Das größte Problem war jedoch, dass der Raspberry Pi 1B den Pico-Tastaturcontroller nicht als HID-Eingabegerät erkennt, wenn er schon beim Start eingesteckt ist. Nach mehreren fehlgeschlagenen Versuchen, den Programmcode in der Arduino-IDE entsprechend anzupassen, wurde letztlich eine pragmatische Hardwarelösung für das Problem gefunden: Einige Sekunden nach dem Start des Raspberry Pi 1B muss der mit der Tastatur verbundene Raspberry Pi Pico mittels des Power-Buttons des Toshiba-Laptops resettet werden (Pins "Run" und "GND"); der Raspberry Pi 1B erkennt dann die Tastatur problemlos.

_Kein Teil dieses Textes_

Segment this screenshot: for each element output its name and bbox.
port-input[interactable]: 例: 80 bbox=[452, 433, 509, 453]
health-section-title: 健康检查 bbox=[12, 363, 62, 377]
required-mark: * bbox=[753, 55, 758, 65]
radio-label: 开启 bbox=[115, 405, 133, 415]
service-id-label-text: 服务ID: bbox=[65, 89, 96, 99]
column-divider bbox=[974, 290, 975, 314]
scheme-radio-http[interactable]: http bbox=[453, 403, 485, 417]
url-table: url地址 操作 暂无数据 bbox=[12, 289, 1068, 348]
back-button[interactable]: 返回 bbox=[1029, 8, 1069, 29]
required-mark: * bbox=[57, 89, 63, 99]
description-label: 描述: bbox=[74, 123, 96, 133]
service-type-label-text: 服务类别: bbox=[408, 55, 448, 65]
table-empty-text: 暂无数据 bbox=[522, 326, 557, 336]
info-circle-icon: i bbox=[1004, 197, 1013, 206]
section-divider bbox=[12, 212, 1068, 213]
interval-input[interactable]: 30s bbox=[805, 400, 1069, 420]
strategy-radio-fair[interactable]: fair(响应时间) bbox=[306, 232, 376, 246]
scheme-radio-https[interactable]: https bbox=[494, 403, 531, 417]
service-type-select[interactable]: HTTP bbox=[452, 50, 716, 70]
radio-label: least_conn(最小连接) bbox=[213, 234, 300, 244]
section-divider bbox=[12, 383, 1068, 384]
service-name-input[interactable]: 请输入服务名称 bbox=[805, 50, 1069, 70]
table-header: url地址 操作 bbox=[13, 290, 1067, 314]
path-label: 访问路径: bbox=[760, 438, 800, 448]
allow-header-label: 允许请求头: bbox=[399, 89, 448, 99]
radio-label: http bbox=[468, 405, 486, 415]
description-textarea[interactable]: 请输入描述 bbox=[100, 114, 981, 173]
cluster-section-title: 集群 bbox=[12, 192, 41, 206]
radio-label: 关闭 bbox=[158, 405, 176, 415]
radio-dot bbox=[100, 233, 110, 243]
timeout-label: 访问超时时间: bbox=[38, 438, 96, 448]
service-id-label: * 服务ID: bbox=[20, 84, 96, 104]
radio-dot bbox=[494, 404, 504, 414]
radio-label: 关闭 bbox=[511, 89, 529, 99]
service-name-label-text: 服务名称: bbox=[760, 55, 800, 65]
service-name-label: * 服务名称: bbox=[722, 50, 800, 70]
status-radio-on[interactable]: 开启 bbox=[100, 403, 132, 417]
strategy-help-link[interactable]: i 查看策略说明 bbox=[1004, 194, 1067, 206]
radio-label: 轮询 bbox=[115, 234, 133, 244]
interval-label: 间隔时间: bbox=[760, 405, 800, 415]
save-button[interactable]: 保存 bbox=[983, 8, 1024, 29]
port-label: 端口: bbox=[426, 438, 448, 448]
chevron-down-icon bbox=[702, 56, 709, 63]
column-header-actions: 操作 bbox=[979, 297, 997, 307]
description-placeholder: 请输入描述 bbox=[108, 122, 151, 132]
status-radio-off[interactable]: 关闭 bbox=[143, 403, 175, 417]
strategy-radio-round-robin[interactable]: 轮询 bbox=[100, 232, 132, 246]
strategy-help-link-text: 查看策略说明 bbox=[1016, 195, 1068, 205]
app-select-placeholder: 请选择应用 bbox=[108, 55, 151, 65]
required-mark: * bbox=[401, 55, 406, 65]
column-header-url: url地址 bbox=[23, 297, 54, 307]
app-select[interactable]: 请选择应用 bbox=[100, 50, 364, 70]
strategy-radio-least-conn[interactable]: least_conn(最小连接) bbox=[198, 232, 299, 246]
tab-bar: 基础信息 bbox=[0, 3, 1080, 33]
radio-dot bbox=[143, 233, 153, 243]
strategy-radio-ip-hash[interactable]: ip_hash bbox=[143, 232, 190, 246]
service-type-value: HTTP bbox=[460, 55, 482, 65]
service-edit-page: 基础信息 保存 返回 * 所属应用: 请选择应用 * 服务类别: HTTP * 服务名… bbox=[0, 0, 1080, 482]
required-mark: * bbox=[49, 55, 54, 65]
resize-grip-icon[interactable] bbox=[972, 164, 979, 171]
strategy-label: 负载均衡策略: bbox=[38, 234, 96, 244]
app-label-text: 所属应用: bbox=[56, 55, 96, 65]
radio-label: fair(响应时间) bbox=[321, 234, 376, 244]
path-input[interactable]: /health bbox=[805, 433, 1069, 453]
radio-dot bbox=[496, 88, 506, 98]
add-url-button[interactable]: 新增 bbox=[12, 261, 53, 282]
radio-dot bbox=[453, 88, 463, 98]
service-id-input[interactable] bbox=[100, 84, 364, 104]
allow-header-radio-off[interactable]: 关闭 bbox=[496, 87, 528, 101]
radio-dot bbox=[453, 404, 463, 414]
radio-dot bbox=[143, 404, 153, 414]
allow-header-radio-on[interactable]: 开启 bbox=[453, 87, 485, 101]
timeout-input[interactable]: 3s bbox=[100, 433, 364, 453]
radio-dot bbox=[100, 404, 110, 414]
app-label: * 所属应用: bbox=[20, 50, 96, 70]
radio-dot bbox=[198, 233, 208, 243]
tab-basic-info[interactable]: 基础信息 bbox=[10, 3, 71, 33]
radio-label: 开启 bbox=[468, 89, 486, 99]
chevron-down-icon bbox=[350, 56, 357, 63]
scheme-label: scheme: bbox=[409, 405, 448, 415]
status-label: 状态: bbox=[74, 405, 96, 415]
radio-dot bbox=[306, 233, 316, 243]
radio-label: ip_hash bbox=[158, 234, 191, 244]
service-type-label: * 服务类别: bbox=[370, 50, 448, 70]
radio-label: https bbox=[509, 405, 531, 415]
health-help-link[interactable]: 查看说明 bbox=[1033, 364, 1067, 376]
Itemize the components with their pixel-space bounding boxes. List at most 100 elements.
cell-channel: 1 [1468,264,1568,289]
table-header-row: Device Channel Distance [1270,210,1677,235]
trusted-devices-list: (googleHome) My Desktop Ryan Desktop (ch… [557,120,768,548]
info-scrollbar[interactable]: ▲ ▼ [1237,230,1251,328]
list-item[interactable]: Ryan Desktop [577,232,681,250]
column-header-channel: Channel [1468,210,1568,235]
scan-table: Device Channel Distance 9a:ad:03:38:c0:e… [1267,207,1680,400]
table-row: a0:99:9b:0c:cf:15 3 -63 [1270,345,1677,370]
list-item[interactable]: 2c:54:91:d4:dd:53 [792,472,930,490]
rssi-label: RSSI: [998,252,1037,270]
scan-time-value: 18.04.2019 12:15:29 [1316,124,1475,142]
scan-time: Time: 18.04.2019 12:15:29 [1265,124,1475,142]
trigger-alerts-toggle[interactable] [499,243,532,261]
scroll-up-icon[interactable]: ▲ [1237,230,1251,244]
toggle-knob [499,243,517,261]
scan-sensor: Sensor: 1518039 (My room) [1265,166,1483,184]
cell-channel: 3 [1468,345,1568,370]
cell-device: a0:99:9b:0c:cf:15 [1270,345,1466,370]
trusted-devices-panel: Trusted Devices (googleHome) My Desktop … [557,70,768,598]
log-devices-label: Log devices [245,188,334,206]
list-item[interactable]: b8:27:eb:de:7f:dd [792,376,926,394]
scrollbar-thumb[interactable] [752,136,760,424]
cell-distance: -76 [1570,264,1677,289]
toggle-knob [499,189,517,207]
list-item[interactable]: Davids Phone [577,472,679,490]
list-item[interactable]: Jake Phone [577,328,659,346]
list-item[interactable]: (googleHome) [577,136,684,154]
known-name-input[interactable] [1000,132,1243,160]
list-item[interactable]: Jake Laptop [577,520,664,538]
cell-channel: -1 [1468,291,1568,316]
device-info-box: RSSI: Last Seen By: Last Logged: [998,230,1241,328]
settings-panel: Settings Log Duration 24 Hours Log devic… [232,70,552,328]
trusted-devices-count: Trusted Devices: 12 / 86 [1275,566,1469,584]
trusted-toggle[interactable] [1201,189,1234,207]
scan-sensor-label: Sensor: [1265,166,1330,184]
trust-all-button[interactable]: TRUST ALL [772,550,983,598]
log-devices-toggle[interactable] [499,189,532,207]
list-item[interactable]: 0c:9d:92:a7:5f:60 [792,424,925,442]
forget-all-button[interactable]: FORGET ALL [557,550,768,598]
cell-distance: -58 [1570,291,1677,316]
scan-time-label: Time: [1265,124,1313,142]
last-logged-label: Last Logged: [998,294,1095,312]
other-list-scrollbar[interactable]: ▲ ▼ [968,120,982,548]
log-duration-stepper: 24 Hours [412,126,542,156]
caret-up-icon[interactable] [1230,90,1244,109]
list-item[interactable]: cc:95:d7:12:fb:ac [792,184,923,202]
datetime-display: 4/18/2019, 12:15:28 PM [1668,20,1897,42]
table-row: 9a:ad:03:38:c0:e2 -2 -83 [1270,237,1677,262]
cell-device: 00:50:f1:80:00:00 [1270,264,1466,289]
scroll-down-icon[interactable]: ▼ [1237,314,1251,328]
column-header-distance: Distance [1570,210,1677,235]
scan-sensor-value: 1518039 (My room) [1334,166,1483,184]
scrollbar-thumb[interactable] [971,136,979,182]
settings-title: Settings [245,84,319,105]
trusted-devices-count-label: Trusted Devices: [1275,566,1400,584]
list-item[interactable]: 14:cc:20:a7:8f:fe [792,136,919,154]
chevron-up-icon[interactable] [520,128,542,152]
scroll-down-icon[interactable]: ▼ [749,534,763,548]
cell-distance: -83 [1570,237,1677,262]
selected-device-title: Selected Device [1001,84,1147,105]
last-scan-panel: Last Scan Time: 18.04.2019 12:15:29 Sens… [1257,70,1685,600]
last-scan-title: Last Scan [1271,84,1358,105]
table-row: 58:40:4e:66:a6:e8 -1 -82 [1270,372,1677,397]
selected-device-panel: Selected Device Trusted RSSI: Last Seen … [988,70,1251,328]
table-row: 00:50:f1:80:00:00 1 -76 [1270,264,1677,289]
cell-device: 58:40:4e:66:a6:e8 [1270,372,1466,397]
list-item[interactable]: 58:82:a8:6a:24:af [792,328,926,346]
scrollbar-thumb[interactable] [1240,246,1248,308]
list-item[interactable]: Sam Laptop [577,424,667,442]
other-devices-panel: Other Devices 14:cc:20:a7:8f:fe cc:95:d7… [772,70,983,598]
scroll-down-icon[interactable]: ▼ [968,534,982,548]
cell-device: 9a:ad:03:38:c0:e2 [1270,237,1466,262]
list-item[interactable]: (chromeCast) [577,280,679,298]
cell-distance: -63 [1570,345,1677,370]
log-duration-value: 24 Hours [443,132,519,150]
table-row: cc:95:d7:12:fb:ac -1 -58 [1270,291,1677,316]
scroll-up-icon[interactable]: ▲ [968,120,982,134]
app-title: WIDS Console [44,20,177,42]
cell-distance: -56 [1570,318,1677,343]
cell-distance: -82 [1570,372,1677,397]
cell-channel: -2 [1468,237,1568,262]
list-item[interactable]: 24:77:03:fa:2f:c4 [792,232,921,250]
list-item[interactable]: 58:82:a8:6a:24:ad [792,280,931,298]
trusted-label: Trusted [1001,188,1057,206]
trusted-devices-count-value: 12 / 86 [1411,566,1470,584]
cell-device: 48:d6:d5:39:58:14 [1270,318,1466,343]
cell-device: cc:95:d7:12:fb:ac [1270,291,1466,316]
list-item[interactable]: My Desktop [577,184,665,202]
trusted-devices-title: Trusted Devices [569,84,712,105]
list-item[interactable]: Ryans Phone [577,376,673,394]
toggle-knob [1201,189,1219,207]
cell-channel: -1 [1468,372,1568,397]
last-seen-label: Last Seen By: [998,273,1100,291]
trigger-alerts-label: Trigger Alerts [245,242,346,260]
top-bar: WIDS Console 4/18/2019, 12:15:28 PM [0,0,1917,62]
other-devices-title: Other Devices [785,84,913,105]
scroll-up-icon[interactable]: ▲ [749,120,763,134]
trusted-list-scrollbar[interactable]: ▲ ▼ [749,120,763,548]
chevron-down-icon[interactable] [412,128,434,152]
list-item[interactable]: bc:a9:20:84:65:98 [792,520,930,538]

Um diesen Vorgang zu "automatisieren, wurde nachträglich ein ATtiny85 Mikrocontroller so programmiert, dass er einmalig 15 Sekunden nach Stromzufuhr den Reset-Pin des Raspberry Pi Picos für 0,1 Sekunden nach GND zieht. Optisch angezeigt wird der Vorgang mittels der LED "Overlay", die während des Resets insgesamt für 0,6 Sekunden aufleuchtet. Hierfür wurde der Schaltplan leicht abgeändert, die passende Programmierung des ATtiny85 findet sich (hier):
Für unter 100 EUR Gesamtkosten ist hier ein defekter, über 30 Jahre alter Laptop wieder zum Leben erwacht - und zwar mit deutlich mehr Power: 700 MHz statt 20 MHz Prozessorgeschwindigkeit, 512 MB statt 4 MB RAM, 64 GB statt 60 MB Festplattenkapazität sowie ein touchfähiges Farbdisplay mit 1024x600 Pixeln statt eines Graustufendisplays mit 640x480 Pixeln. Mit der Software "DOSBox" können auch alte DOS-Spiele wie "Space" oder "Sokoban" wieder zum Leben erweckt werden und runden das Retro-Erlebnis dieses Laptops ab:
Zugegeben: Die neueste Version von Raspberry Pi OS fühlt sich auf einem Raspberry Pi der ersten Generation fast genauso zäh an wie damals MS-DOS auf einem 80386SX20-Prozessor; aber mit einem moderneren Raspberry Pi ab Version 3 oder 4 sollte sich ein so umgebauter alter Laptop deutlich flotter anfühlen. Und da die Tastatur im Grunde immer wiederverwendet werden kann, lohnt sich ein solches Retro-Projekt auf jeden Fall!